I'm not in favor of it, and there might be some easy macro for that.

I went ahead and wrote a quick'n'dirty one:

class Main {
    static function main() {
        var a = 1, b = 2;
        trace(obj(a, b, c=a+b));
    }

    macro static function obj(exprs:Array<haxe.macro.Expr>):haxe.macro.Expr {
        var fields = [];
        for (e in exprs) {
            switch e {
                case macro $i{name}: fields.push({field: name, expr: e});
                case macro $i{name}=$e: fields.push({field: name, expr: e});
                case _: haxe.macro.Context.error("unsupported expression", e.pos);
            }
        }
        return {pos: haxe.macro.Context.currentPos(), expr: EObjectDecl(fields)};
    }
}
Lerc commented 5 years ago

IMO we give up some language clarity for the sake of saved keystrokes.

This is not a matter of keystokes. It is a mater of code clarity. I don't believe it significantly reduces language clarity.

Would this work too: {p.x, p.y} = {x: p.x, y: p.y}

no, however if destructuring assignment were also implemented.

var {x,y}=p;
var q={x,y};

Maxe a piece of code saying 'take x and y from put them in q' The compiler should ideally see no difference to var q={x:p.x,y:p.y}

While I agree that implementing this in a macro is simple enough, unless you have a way of transparently invoking the macro I think you are trading one form of redundant text for another.
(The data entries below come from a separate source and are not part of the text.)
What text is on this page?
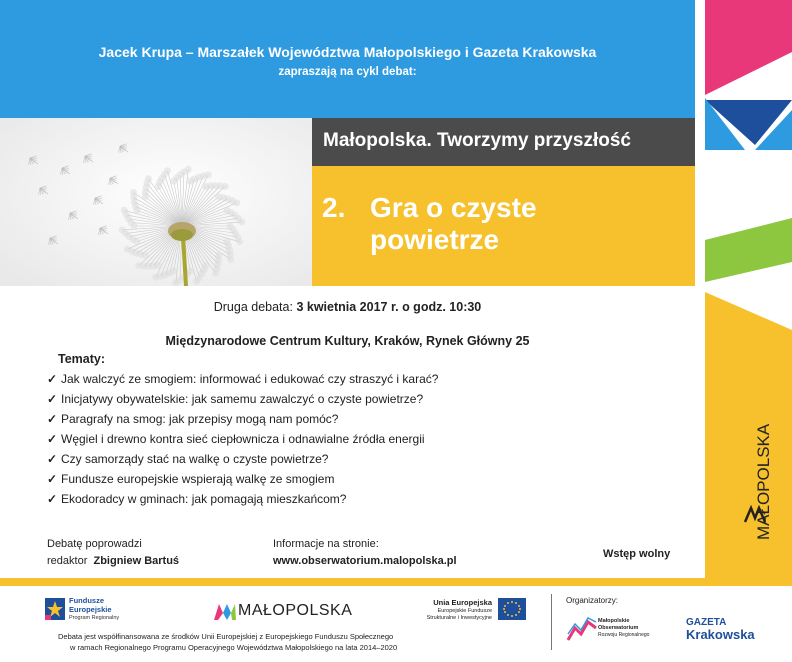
Jacek Krupa – Marszałek Województwa Małopolskiego i Gazeta Krakowska
zapraszają na cykl debat:
Małopolska. Tworzymy przyszłość
2. Gra o czyste powietrze
MAŁOPOLSKA
Druga debata: 3 kwietnia 2017 r. o godz. 10:30
Międzynarodowe Centrum Kultury, Kraków, Rynek Główny 25
Tematy:
✓ Jak walczyć ze smogiem: informować i edukować czy straszyć i karać?
✓ Inicjatywy obywatelskie: jak samemu zawalczyć o czyste powietrze?
✓ Paragrafy na smog: jak przepisy mogą nam pomóc?
✓ Węgiel i drewno kontra sieć ciepłownicza i odnawialne źródła energii
✓ Czy samorządy stać na walkę o czyste powietrze?
✓ Fundusze europejskie wspierają walkę ze smogiem
✓ Ekodoradcy w gminach: jak pomagają mieszkańcom?
Debatę poprowadzi
redaktor Zbigniew Bartuś
Informacje na stronie:
www.obserwatorium.malopolska.pl
Wstęp wolny
Fundusze
Europejskie
Program Regionalny	MAŁOPOLSKA	Unia Europejska
Europejskie Fundusze
Strukturalne i Inwestycyjne
Debata jest współfinansowana ze środków Unii Europejskiej z Europejskiego Funduszu Społecznego
w ramach Regionalnego Programu Operacyjnego Województwa Małopolskiego na lata 2014–2020
Organizatorzy:
Małopolskie
Obserwatorium
Rozwoju Regionalnego
GAZETA
Krakowska
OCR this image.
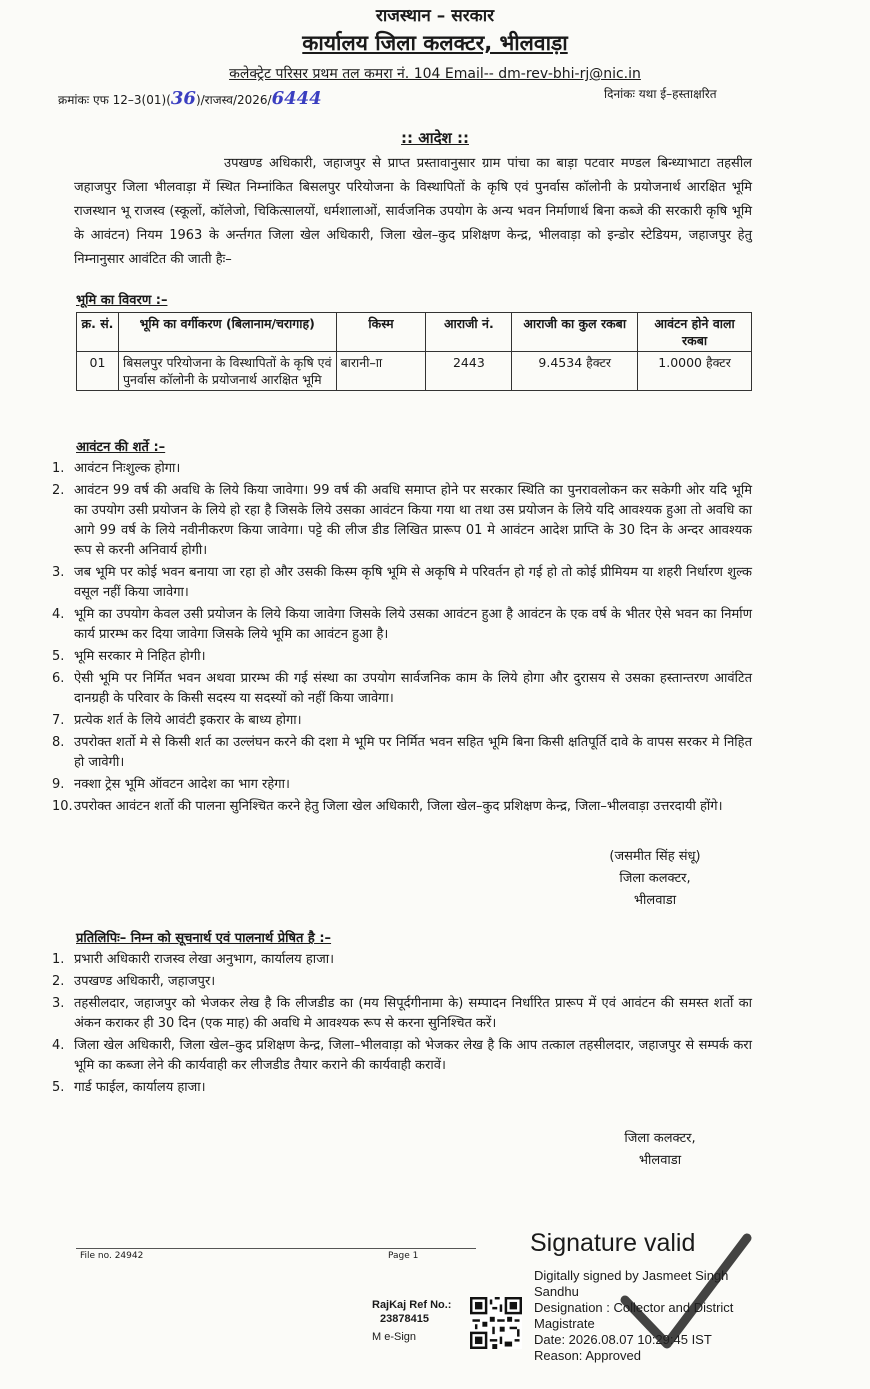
राजस्थान – सरकार
कार्यालय जिला कलक्टर, भीलवाड़ा
कलेक्ट्रेट परिसर प्रथम तल कमरा नं. 104 Email-- dm-rev-bhi-rj@nic.in
क्रमांकः एफ 12–3(01)(36)/राजस्व/2026/6444	दिनांकः यथा ई–हस्ताक्षरित
:: आदेश ::
उपखण्ड अधिकारी, जहाजपुर से प्राप्त प्रस्तावानुसार ग्राम पांचा का बाड़ा पटवार मण्डल बिन्ध्याभाटा तहसील जहाजपुर जिला भीलवाड़ा में स्थित निम्नांकित बिसलपुर परियोजना के विस्थापितों के कृषि एवं पुनर्वास कॉलोनी के प्रयोजनार्थ आरक्षित भूमि राजस्थान भू राजस्व (स्कूलों, कॉलेजो, चिकित्सालयों, धर्मशालाओं, सार्वजनिक उपयोग के अन्य भवन निर्माणार्थ बिना कब्जे की सरकारी कृषि भूमि के आवंटन) नियम 1963 के अर्न्तगत जिला खेल अधिकारी, जिला खेल–कुद प्रशिक्षण केन्द्र, भीलवाड़ा को इन्डोर स्टेडियम, जहाजपुर हेतु निम्नानुसार आवंटित की जाती हैः–
भूमि का विवरण :–
क्र. सं.	भूमि का वर्गीकरण (बिलानाम/चरागाह)	किस्म	आराजी नं.	आराजी का कुल रकबा	आवंटन होने वाला रकबा
01	बिसलपुर परियोजना के विस्थापितों के कृषि एवं पुनर्वास कॉलोनी के प्रयोजनार्थ आरक्षित भूमि	बारानी–ाा	2443	9.4534 हैक्टर	1.0000 हैक्टर
आवंटन की शर्ते :–
1. आवंटन निःशुल्क होगा।
2. आवंटन 99 वर्ष की अवधि के लिये किया जावेगा। 99 वर्ष की अवधि समाप्त होने पर सरकार स्थिति का पुनरावलोकन कर सकेगी ओर यदि भूमि का उपयोग उसी प्रयोजन के लिये हो रहा है जिसके लिये उसका आवंटन किया गया था तथा उस प्रयोजन के लिये यदि आवश्यक हुआ तो अवधि का आगे 99 वर्ष के लिये नवीनीकरण किया जावेगा। पट्टे की लीज डीड लिखित प्रारूप 01 मे आवंटन आदेश प्राप्ति के 30 दिन के अन्दर आवश्यक रूप से करनी अनिवार्य होगी।
3. जब भूमि पर कोई भवन बनाया जा रहा हो और उसकी किस्म कृषि भूमि से अकृषि मे परिवर्तन हो गई हो तो कोई प्रीमियम या शहरी निर्धारण शुल्क वसूल नहीं किया जावेगा।
4. भूमि का उपयोग केवल उसी प्रयोजन के लिये किया जावेगा जिसके लिये उसका आवंटन हुआ है आवंटन के एक वर्ष के भीतर ऐसे भवन का निर्माण कार्य प्रारम्भ कर दिया जावेगा जिसके लिये भूमि का आवंटन हुआ है।
5. भूमि सरकार मे निहित होगी।
6. ऐसी भूमि पर निर्मित भवन अथवा प्रारम्भ की गई संस्था का उपयोग सार्वजनिक काम के लिये होगा और दुरासय से उसका हस्तान्तरण आवंटित दानग्रही के परिवार के किसी सदस्य या सदस्यों को नहीं किया जावेगा।
7. प्रत्येक शर्त के लिये आवंटी इकरार के बाध्य होगा।
8. उपरोक्त शर्तो मे से किसी शर्त का उल्लंघन करने की दशा मे भूमि पर निर्मित भवन सहित भूमि बिना किसी क्षतिपूर्ति दावे के वापस सरकर मे निहित हो जावेगी।
9. नक्शा ट्रेस भूमि ऑवटन आदेश का भाग रहेगा।
10. उपरोक्त आवंटन शर्तो की पालना सुनिश्चित करने हेतु जिला खेल अधिकारी, जिला खेल–कुद प्रशिक्षण केन्द्र, जिला–भीलवाड़ा उत्तरदायी होंगे।
(जसमीत सिंह संधू)
जिला कलक्टर,
भीलवाडा
प्रतिलिपिः– निम्न को सूचनार्थ एवं पालनार्थ प्रेषित है :–
1. प्रभारी अधिकारी राजस्व लेखा अनुभाग, कार्यालय हाजा।
2. उपखण्ड अधिकारी, जहाजपुर।
3. तहसीलदार, जहाजपुर को भेजकर लेख है कि लीजडीड का (मय सिपूर्दगीनामा के) सम्पादन निर्धारित प्रारूप में एवं आवंटन की समस्त शर्तो का अंकन कराकर ही 30 दिन (एक माह) की अवधि मे आवश्यक रूप से करना सुनिश्चित करें।
4. जिला खेल अधिकारी, जिला खेल–कुद प्रशिक्षण केन्द्र, जिला–भीलवाड़ा को भेजकर लेख है कि आप तत्काल तहसीलदार, जहाजपुर से सम्पर्क करा भूमि का कब्जा लेने की कार्यवाही कर लीजडीड तैयार कराने की कार्यवाही करावें।
5. गार्ड फाईल, कार्यालय हाजा।
जिला कलक्टर,
भीलवाडा
File no. 24942	Page 1
RajKaj Ref No.:
23878415
M e-Sign
Signature valid
Digitally signed by Jasmeet Singh
Sandhu
Designation : Collector and District
Magistrate
Date: 2026.08.07 10:29:45 IST
Reason: Approved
I doubt I would use a macro for simple cases like {x,y}, but I would for some larger uses, for example

  var accessFunctions = {
    sendError,
    sendMessage,
    sendObject,
    remove,
    setName,
    joinGroup,
    leaveGroup};

I suspect the 'there's a macro for that' requires a broarder discussion. While macros are amazing, if every tiny enhancement were added though macros then code would become a morass of macro invocations and dependancies. That is pobably a dicussion to be held elsewhere, but it is worth considering. A policy guiding the philosophy behind 'why a macro' and 'why not a macro' would be helpful.

Simn commented 5 years ago

We discussed this and decided to reject it for the reasons already stated.

Lerc commented 5 years ago

Where was this discussed and decided? If it were elsewhere I would have liked to have been able to participate. If the discussion was here only, then the reasoning needs to be elaborated, I would like to address any specific objecttions.

This is not how the process is described as working.

Simn commented 5 years ago

We discussed this in our developer meeting yesterday. I don't know what else to tell you, we simply don't want this syntax.